Two loons with West Nile no concern for species

A loon with a chick on its back makes its way across a pond. Recently, two loons in Minnesota had been found to have contracted the West Nile virus. Despite this, state DNR officials say that they have no concerns about the loon population and that the population is healthy and large.

While the announcement of the discovery of two dead loons in the northeastern part of the state this summer due to the West Nile virus caused a bit of a stir in the media and online, officials from the Minnesota Department of Natural Resources – and those paying attention - have known about the effect of the mosquito-borne disease on the state bird since 2005.

And, despite some media reports that tried to paint a more drastic picture of what the recent findings could mean, agency officials aren’t overly concerned.

A press release from the DNR documenting the findings was sent out last week.

“The Minnesota loon population is healthy and large. We do not have concerns for any long-term impacts to the population from these deaths,” DNR nongame wildlife specialist Gaea Crozier said this week by email. “I am not sure why there was not much press in 2005. This year, I was getting quite a few calls about people seeing dead loons. As a way to help reduce public concern, we put out a press release and it took off like wildfire. So there is not more concern this year, just it became higher profile due to our press release.”

That’s good news for loon lovers, some of whom might have been a bit shocked when news outlets across the state ran the news release under big, bold, flashy headlines.

According to the release, University of Minnesota researchers identified WNV as the cause of death in two of three dead loons found locally and added that reports of dead loons have increased in the area.

The two loons confirmed to have WNV were from Arrowhead Lake near Britt and Bass Lake near Biwabik, according to Crozier.

“A group of concerned citizens collected the loons, let the DNR know, and arranged to have them tested. It is thanks to this group that we got West Nile virus diagnosis,” Crozier said. “I have since submitted more loons for testing to try to confirm that it is WNV in other lakes with dead loons in the area.”

The results of those tests are pending, she added.

According to the Centers for Disease Control and Prevention (CDC), West Nile virus is the leading cause of mosquito-borne disease in the continental United States.

First discovered in the U.S. in 1999 – and confirmed in Minnesota in 2002 - it is most commonly spread to people by the bite of an infected mosquito.

It is found in every state in the lower 48 and there are no vaccines to prevent or medications to treat WNV in people.

About one in five people who are infected develop a fever and other symptoms. About one out of 150 infected people develop a serious, sometimes fatal, illness.

When it comes to birds, according to the CDC, WNV is transmitted through the bite of infected mosquitoes and mosquitoes become infected by biting infected birds. Some birds that are predators (such as hawks and owls) or scavengers (such as crows) may become infected after eating sick or dead birds that were already infected with WNV.

The virus has been detected in over 300 species of dead birds. Although some infected birds, especially crows and jays, frequently die of infection, most birds survive.
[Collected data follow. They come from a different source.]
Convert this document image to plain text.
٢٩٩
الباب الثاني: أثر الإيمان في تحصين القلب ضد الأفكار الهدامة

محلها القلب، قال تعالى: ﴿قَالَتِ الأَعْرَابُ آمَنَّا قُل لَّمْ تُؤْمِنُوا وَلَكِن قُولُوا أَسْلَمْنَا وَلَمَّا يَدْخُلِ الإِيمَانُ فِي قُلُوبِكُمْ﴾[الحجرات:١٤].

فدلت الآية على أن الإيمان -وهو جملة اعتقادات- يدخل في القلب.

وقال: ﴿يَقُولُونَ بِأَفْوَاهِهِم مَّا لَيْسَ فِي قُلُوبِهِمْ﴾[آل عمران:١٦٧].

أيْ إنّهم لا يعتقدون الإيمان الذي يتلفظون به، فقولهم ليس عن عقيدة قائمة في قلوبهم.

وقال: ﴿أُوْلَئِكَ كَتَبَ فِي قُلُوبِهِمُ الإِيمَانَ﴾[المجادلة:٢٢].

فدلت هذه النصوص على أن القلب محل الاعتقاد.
In last week’s DNR news release, Crozier pointed out that Minnesotans love loons and it is a bit concerning for people to find them dead, adding that “when we start seeing multiple birds dying on a single lake, we want to know about it so we can start tracking the information and determine when further testing is warranted.”

She said this week that the DNR’s new release sparked an unexpected uptick in interest in the topic even though loon infection isn’t new news.

She added that loons are particularly susceptible to WNV and that she hasn’t received any reports of other species of wildlife dead in unusual numbers.

“The corvids like crows and jays are also very susceptible to WNA and we could potentially see increased in mortality in these species, although these species were hit hard by WNV about a decade ago and might be more immune to it now,” Crozier said. “We are asking that people report two or more dead loons on a lake (if cause of death is unknown) to the DNR nongame program. One loon is not too concerning as loons die from a variety of things, including lead poisoning from lead fishing tackle.”

Interestingly, one species of bird that DNR officials are concerned about when it comes to WNV, is grouse. Last year officials announced a plan to study the effect of the disease on one of the state’s most popular game birds.

Crozier said the results of that study aren’t in yet.

Participation in the study has involved hunters submitting hearts, a few feathers for sexing and aging and blood collected on filter strips from harvested birds for testing and providing officials with the location of harvest.

The research was partially funded by the Ruffed Grouse Society and the Game and Fish Fund.

At the time the study was announced, Charlotte Roy, Grouse Project Leader with the Minnesota DNR said, “Although the adult population has been cycling around a stable 10-year average, we don’t know if West Nile might be impacting the production of young birds, which make up a large portion of what hunters see in the fall.”